L'entreprise américaine a ajusté ses exigences pour installer Windows 11, afin d'inclure davantage de processeurs Intel.

Deux mois après avoir présenté Windows 11, Microsoft a annoncé le 27 août, dans un billet de blog, quelques changements concernant la configuration minimale requise pour faire tourner correctement son prochain système d’exploitation. Les modifications dévoilées par la firme de Redmond visent à rendre éligibles quelques ordinateurs supplémentaires qui utilisent un processeur Intel.

Microsoft a légèrement revu ses exigences en matière de configuration minimale, de sorte que des processeurs Intel précédemment exclus sont désormais acceptés.

« Nous avons identifié un ensemble de modèles de PC qui répondent aux principes tout en fonctionnant sur des processeurs Intel de 7e génération que nous n’avions pas initialement inclus dans notre configuration minimale requise.

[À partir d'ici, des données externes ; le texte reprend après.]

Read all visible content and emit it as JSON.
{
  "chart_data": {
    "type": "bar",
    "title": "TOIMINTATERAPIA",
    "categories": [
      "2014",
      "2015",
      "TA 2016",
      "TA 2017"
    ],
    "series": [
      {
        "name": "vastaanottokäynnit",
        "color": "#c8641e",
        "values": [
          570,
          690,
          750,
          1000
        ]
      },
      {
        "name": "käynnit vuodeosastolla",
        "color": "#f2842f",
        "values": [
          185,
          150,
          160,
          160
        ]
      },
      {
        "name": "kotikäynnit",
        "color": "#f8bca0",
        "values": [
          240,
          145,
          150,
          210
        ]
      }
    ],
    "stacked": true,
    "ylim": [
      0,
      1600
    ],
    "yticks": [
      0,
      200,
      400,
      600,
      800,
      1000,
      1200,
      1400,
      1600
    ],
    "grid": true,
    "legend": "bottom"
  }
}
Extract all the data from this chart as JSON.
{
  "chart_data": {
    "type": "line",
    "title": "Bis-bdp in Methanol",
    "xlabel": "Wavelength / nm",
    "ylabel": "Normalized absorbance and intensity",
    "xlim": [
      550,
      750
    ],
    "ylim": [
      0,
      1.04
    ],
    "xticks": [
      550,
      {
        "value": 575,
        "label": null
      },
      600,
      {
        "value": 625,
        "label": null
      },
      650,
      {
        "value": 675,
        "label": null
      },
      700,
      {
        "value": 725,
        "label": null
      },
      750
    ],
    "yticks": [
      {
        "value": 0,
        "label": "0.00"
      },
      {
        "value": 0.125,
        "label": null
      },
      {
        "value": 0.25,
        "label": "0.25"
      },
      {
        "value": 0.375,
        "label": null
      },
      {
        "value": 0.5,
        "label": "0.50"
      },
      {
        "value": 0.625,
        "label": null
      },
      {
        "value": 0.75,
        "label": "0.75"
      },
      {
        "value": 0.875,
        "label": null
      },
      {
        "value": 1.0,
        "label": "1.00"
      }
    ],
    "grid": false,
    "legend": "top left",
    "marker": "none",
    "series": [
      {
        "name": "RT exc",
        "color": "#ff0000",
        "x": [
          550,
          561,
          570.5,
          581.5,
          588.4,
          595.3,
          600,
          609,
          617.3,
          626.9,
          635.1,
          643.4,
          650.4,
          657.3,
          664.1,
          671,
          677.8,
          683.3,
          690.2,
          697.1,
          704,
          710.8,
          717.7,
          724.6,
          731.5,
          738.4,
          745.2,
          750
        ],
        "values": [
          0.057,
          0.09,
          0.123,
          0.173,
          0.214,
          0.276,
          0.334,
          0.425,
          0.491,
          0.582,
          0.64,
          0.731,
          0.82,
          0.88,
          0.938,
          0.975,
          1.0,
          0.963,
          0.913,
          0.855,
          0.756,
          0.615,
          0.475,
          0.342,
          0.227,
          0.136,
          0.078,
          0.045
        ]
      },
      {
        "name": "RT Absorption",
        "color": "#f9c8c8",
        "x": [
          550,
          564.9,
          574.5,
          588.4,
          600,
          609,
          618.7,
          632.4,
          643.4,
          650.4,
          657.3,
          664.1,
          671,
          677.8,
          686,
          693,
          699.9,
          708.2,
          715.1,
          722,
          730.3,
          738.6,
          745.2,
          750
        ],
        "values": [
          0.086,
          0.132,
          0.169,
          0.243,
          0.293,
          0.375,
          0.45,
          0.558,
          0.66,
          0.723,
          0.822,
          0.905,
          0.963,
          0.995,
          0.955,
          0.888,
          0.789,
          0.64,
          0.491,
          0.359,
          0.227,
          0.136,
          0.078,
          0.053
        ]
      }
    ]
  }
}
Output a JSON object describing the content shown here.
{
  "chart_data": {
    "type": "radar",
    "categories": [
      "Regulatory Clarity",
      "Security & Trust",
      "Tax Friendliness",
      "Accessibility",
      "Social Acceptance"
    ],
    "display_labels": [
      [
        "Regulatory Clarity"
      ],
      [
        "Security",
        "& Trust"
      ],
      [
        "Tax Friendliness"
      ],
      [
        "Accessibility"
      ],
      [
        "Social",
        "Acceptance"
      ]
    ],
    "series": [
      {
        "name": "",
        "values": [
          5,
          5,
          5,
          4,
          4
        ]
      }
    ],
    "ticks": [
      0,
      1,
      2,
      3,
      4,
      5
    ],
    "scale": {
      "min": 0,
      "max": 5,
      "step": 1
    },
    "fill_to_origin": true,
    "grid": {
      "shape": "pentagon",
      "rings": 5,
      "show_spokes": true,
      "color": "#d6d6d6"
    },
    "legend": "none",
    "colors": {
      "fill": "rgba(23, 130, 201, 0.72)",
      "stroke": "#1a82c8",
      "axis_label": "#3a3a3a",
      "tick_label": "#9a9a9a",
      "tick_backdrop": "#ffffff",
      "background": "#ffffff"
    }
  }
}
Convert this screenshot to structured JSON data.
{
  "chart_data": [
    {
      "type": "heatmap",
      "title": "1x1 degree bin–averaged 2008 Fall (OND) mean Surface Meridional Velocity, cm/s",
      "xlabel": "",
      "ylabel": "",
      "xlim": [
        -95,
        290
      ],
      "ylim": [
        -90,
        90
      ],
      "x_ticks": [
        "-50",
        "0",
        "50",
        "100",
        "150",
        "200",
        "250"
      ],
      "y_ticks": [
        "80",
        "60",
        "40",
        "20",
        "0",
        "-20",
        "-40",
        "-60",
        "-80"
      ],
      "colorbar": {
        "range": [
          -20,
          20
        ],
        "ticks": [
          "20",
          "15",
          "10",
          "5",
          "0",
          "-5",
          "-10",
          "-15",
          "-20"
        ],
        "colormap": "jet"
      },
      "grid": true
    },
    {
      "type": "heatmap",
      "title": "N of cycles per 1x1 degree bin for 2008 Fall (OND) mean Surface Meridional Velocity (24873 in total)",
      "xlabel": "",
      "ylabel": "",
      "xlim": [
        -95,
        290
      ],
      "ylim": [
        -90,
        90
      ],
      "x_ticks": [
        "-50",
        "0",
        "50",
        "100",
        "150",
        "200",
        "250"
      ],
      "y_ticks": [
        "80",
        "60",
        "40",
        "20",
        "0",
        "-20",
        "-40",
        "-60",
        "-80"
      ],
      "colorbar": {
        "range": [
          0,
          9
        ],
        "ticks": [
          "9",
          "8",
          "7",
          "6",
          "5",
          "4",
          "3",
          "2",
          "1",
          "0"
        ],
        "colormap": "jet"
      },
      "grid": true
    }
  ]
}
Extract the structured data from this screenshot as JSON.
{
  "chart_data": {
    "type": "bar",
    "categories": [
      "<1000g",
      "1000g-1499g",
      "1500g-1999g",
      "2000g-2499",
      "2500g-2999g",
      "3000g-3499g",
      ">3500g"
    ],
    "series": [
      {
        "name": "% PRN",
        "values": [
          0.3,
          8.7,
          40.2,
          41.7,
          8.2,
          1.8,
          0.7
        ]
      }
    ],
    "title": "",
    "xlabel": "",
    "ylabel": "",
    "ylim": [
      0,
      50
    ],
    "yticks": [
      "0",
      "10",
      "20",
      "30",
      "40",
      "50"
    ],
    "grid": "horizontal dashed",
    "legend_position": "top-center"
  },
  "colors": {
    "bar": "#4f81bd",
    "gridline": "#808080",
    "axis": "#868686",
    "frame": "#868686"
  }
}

Sur la base de ces résultats, nous avons élargi la liste des processeurs 64 bits compatibles », écrit l’entreprise. Les processeurs retenus sont les Core X-series, Xeon W-series et Core 7820HQ

Pour les processeurs AMD, aucun changement n’est annoncé. « Après avoir analysé attentivement la première génération de processeurs AMD Zen en partenariat avec AMD, nous avons conclu ensemble qu’il n’y a aucun ajout à la liste des processeurs pris en charge », prévient Microsoft. En juillet, le géant des logiciels s’était engagé à vérifier si les processeurs AMD Zen 1 pouvaient être pris en compte.

Une nouvelle application pour vérifier la compatibilité de son PC

Actuellement, les exigences fixées par Microsoft pour Windows 11 incluent un processeur double cœur 64 bits cadencé à 1 GHz minimum, 4 Go de mémoire vive, 64 Go d’espace de stockage, un écran d’une définition de 1280 par 720 pixels, une carte graphique capable de gérer DirectX 12 et, enfin, le module cryptographique TPM 1.2 et le Secure Boot, qui sont des dispositifs de sécurité.

Microsoft va au passage déployer une nouvelle version de son application dédiée à la vérification de la compatibilité de son poste informatique avec Windows 11 — elle se nomme PC Health Check. La première mouture avait laissé des internautes insatisfaits et inquiets. La mise à jour du PC Health Check intégrera plus de clarté et de précision dans les explications, après le contrôle du PC.

Actuellement disponible dans des préversions, Windows 11 ne semble pas empêcher l’installation, même si le poste informatique n’est pas complètement compatible. Nous avions pu installer l’OS sur une machine ne cochant pas toutes les cases, et cela n’était pas handicapant — même si à terme, des problèmes sont susceptibles d’apparaître. Il reste à vérifier si ce sera toujours possible lors la disponibilité finale de l’OS.